En una sala repleta de focos, trajes de gala y camisetas firmadas para subasta en el Instituto Neymar Jr., el protagonista de la noche habló menos de lujo y más de tiempo. Tiempo de carrera. Tiempo de cuerpo. Tiempo de decisión.

Neymar no anunció nada estruendoso. No hubo discurso de despedida ni lágrimas. Lo que sí dejó claro es que, por ahora, el retiro no entra en su cabeza.

“Yo no sé cuánto tiempo voy a seguir jugando, no estoy pensando en parar, ni sé hasta cuándo voy a continuar”, explicó el brasileño en su canal de YouTube, mientras atendía el evento benéfico. Una frase que, viniendo de alguien que ya cerró su etapa con la selección, pesa más de lo que parece.

Tiene un punto de anclaje claro: su contrato con Santos, el club que lo vio nacer futbolísticamente y al que ha regresado como símbolo y refugio. “Tengo contrato con Santos hasta diciembre. Pretendo cumplirlo, honrar la camiseta de Santos lo mejor posible y luego pensaré cuando termine el contrato”, subrayó.

Ahí se abre el abanico. “Si me quedo en Santos, si salgo, si sigo, si paro… no lo sé. Todavía falta mucho para diciembre, así que vamos paso a paso”. Nada de promesas vacías. Solo un jugador que, por primera vez, admite que el final está en el horizonte, pero no en la agenda inmediata.

Sin Brasil, pero “cada vez mejor” físicamente

Su renuncia reciente a la selección marcó un antes y un después. El último Mundial fue una herida abierta: lesiones musculares, apenas dos partidos, frustración contenida en un torneo que Brasil había imaginado muy distinto. Para el máximo goleador histórico de la Canarinha, el golpe fue doble: deportivo y emocional.

Sin embargo, lejos de la camiseta amarilla, Neymar asegura sentirse renovado en lo físico. “Me estoy sintiendo bien físicamente, cada vez más, dentro del campo. Y eso es lo que importa”, afirmó. No es un detalle menor para un futbolista cuya carrera reciente ha estado marcada por recaídas, quirófanos y rehabilitaciones interminables.
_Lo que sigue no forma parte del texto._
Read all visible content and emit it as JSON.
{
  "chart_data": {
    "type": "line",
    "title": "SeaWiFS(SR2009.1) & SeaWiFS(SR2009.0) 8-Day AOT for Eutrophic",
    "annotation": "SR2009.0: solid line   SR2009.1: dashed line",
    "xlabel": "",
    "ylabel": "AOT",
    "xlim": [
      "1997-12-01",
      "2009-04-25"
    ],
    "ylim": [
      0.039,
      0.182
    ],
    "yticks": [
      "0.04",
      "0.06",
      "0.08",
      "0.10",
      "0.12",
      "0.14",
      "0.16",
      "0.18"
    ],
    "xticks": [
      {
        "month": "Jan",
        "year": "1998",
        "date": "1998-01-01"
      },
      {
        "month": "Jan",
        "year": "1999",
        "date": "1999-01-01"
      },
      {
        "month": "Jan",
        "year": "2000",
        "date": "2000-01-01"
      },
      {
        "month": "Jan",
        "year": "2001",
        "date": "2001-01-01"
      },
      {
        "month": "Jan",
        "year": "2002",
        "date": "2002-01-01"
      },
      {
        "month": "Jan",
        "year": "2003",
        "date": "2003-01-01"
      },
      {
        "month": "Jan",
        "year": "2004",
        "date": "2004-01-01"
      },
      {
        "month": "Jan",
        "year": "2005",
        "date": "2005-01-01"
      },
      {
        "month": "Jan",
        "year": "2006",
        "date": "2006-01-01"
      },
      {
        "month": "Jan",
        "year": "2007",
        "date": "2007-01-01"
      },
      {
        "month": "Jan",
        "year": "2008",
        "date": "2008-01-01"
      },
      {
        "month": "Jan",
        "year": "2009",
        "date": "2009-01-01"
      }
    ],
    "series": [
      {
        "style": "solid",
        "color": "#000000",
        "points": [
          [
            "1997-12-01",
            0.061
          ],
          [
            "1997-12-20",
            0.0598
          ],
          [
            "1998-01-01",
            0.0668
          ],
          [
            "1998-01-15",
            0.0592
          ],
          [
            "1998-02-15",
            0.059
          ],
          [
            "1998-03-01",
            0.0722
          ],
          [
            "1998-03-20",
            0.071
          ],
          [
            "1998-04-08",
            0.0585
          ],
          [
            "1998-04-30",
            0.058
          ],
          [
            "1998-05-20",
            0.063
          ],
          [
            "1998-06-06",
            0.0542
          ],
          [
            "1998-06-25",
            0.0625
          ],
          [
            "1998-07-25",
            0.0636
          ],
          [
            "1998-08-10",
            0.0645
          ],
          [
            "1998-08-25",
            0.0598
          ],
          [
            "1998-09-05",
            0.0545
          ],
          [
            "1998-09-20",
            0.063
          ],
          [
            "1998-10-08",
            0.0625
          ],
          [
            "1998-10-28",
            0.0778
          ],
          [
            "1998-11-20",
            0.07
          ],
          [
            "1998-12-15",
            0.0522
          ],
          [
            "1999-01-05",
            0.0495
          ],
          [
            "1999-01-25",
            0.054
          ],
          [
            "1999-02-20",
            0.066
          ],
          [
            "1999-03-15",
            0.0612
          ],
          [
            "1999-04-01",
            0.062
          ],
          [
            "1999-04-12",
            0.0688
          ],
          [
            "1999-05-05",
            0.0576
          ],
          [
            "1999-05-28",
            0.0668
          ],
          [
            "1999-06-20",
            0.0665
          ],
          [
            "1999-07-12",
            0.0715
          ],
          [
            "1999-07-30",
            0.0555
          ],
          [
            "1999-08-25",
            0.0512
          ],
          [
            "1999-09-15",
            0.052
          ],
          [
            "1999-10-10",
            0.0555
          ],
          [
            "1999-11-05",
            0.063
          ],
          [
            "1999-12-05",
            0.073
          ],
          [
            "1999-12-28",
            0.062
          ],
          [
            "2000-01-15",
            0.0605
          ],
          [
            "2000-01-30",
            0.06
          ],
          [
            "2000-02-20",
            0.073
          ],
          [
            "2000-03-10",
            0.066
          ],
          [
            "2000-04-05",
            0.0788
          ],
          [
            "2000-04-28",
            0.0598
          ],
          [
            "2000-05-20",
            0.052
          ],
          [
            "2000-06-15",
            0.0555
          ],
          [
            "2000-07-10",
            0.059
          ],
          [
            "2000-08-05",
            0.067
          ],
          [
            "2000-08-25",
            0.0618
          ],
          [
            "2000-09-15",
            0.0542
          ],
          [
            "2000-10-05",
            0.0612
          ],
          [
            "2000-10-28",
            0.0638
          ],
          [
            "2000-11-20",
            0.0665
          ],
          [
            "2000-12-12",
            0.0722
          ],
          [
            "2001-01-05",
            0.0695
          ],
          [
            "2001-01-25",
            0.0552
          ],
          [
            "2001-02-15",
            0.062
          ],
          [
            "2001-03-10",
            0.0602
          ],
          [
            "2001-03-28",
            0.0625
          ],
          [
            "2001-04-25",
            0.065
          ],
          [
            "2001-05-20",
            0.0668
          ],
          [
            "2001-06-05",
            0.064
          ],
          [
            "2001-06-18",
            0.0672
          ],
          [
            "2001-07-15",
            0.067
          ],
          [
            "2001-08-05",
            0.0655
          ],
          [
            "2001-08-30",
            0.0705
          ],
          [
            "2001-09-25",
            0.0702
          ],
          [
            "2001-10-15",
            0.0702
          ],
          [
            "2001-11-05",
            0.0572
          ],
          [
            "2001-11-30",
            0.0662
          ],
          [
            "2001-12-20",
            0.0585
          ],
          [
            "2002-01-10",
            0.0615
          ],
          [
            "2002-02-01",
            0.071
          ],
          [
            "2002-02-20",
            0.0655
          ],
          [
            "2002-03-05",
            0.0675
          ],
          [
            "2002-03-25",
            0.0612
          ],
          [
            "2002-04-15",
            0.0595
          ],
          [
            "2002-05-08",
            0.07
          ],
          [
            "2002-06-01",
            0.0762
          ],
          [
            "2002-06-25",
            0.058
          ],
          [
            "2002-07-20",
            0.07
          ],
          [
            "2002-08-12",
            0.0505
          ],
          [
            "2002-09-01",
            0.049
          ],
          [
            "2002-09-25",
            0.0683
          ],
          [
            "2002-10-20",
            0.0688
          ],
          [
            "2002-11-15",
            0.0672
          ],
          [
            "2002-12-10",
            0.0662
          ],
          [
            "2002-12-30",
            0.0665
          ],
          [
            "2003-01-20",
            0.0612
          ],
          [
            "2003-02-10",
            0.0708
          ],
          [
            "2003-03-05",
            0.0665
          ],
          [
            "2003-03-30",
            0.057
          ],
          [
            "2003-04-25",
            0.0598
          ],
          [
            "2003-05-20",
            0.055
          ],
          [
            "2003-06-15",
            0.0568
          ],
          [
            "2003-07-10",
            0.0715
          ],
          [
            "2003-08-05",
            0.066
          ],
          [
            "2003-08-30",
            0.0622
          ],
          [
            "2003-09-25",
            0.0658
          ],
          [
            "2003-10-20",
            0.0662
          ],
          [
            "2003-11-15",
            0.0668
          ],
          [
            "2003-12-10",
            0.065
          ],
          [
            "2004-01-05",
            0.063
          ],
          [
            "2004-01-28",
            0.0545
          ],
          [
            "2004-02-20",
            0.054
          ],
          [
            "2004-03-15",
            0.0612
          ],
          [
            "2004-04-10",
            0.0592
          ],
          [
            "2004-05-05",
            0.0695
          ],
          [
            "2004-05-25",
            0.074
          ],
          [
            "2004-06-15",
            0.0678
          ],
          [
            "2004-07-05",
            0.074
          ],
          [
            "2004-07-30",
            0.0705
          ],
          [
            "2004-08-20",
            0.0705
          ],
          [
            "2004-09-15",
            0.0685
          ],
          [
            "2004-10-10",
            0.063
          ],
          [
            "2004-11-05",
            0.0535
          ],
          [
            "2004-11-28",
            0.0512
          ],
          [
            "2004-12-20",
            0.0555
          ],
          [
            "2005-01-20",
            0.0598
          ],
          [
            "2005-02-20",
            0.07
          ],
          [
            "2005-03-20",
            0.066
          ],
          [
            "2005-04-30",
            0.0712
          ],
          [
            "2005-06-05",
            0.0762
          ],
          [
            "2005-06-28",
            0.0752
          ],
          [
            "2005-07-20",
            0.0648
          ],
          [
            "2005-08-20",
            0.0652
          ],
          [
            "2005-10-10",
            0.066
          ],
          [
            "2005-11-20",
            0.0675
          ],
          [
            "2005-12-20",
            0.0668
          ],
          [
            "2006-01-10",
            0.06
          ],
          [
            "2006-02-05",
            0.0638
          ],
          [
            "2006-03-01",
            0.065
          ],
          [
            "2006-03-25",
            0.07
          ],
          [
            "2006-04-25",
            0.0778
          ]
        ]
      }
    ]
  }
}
Hay en su discurso un matiz que llama la atención: no rehúye la idea de estar en la recta final, pero tampoco se instala en la nostalgia. “Quiero mejorar siempre, incluso si estoy al final de mi carrera”, dijo. No suena a tópico, suena a desafío personal. A un competidor que se resiste a convertirse en homenaje ambulante.

Gratitud antes que despedida

Neymar no habló de títulos ni de cifras. No necesitó repasar Champions, ligas o récords con Brasil. Prefirió mirar su trayectoria con una mezcla de alivio y gratitud. “Estoy muy feliz de haber vivido lo que he vivido hasta ahora. Estoy muy agradecido a Dios por lo que me ha dado. No tengo nada de qué quejarme de mi carrera”.

No hay épica impostada en esas palabras. Hay un jugador que ha tocado la cima, ha lidiado con la presión de ser heredero de un país entero y ha sentido, también, el peso de las lesiones que amenazaban con cortarle el camino.

Ahora, su brújula marca un punto muy concreto: diciembre. Hasta entonces, Santos. El resto, silencio calculado. ¿Seguir, cambiar de aires, colgar las botas? Neymar no ofrece pistas. Solo una certeza: todavía no es el momento de decir adiós.